CompCog: The Edge of the Lexicon: Productive Knowledge and Direct Experience in the Acquisition and Processing of Multiword Expressions

Principal Investigator Roger Levy

Project Start Date August 2016

Project End Date
 January 2020


Language is the most discrete, measurable cultural record of the human mind, and is uniquely expressive among the communicative systems found in nature. Every day we comprehend hundreds of sentences that we hear or read but have never encountered before, and we produce hundreds more. Yet our success at these many acts of communication belies the difficulty of the task: language is rife with ambiguity, our attention is limited, our environments may be noisy, and we often have incomplete information about the shared knowledge and beliefs of the people we engage with. This ability, unique to our species, poses profound challenges for our scientific understanding of the capabilities of the human mind. Deepening our understanding of these capabilities requires a combination of ideas and methods from linguistics, psychology, and computer science. Advances in this area help lay the groundwork for improvements in natural language technologies such as document summarization, paraphrasing, question answering, and machine translation, and in better identification, diagnosis, and treatment of language disorders.

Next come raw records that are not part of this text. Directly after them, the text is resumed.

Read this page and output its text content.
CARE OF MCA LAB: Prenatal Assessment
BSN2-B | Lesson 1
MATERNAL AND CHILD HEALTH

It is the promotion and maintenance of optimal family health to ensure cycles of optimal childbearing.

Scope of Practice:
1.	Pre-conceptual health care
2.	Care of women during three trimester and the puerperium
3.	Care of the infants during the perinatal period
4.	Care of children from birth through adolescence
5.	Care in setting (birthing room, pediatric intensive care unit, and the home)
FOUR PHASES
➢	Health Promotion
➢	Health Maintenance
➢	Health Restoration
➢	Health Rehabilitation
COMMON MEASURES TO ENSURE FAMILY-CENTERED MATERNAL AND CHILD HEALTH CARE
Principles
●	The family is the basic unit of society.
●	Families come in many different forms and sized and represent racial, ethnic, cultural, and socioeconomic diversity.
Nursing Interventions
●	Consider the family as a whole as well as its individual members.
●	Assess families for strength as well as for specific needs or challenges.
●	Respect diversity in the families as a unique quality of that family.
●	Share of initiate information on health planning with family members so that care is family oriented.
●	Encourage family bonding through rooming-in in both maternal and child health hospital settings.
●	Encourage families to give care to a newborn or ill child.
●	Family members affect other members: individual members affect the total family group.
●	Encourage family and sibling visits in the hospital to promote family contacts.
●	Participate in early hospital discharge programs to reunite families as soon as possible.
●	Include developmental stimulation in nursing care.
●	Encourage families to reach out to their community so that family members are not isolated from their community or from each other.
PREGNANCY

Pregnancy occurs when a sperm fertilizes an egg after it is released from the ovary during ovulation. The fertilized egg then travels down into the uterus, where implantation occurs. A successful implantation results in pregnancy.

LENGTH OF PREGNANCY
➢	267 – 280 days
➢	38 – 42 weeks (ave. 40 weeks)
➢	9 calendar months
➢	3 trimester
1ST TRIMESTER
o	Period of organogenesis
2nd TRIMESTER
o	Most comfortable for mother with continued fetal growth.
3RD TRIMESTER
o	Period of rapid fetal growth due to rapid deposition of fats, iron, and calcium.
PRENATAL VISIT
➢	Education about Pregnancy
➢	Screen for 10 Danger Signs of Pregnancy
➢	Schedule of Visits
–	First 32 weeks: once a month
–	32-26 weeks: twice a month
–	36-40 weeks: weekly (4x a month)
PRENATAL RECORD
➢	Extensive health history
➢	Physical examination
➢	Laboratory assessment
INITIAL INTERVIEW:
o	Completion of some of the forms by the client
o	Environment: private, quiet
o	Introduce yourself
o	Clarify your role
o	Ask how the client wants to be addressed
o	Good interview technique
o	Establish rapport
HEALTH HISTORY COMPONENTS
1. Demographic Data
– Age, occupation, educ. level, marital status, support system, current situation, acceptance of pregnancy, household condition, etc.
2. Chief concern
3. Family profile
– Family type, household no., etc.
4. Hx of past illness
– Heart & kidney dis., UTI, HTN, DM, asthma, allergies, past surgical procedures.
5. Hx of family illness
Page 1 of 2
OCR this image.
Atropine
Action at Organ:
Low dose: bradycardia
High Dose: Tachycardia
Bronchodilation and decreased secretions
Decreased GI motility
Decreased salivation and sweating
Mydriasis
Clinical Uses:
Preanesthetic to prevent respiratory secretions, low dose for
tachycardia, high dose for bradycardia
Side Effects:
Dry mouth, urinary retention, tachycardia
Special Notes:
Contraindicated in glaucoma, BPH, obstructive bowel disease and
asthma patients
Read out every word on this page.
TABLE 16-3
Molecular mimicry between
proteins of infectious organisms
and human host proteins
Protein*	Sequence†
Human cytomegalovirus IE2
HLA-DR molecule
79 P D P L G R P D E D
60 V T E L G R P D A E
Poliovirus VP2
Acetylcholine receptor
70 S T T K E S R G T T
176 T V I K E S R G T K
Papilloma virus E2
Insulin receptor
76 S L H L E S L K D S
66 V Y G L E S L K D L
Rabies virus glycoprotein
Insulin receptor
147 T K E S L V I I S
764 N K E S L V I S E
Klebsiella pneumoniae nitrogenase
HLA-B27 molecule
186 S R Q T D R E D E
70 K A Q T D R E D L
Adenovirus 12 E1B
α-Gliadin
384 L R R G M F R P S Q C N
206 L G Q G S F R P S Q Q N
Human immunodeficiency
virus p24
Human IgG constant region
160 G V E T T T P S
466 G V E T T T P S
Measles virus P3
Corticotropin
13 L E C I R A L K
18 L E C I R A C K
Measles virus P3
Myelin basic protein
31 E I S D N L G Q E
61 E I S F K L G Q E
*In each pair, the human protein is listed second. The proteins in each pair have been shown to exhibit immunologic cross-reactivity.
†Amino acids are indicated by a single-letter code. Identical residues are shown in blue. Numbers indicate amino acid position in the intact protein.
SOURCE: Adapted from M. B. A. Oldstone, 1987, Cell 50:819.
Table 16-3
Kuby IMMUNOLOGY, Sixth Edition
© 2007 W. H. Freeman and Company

Within this broader research enterprise, this project focuses on the "edge of the lexicon", elucidating the conditions under which a linguistic expression begins to get stored in the mind of the native speaker who uses it, and the consequences of the expression being stored as a holistic unit. Native speakers know both productive rules that license and allow interpretation of phrases and sentences that they have never before encountered and a rich inventory of lexical items that can be combined through these productive rules. Many of these lexical items are individual words, but there is evidence that specific, frequent multi-word expressions, such as "meat and potatoes" or "large majority" may also get stored in the lexicon. This project combines artificial intelligence-based computational models, large linguistic datasets, and controlled psychological experimentation to explore the edge of the lexicon, probing how direct experience with specific multi-word expressions leads to their being stored in one's mental lexicon, how such storage is reconciled with productive knowledge in language comprehension and production, and how these expressions emerge and change over time.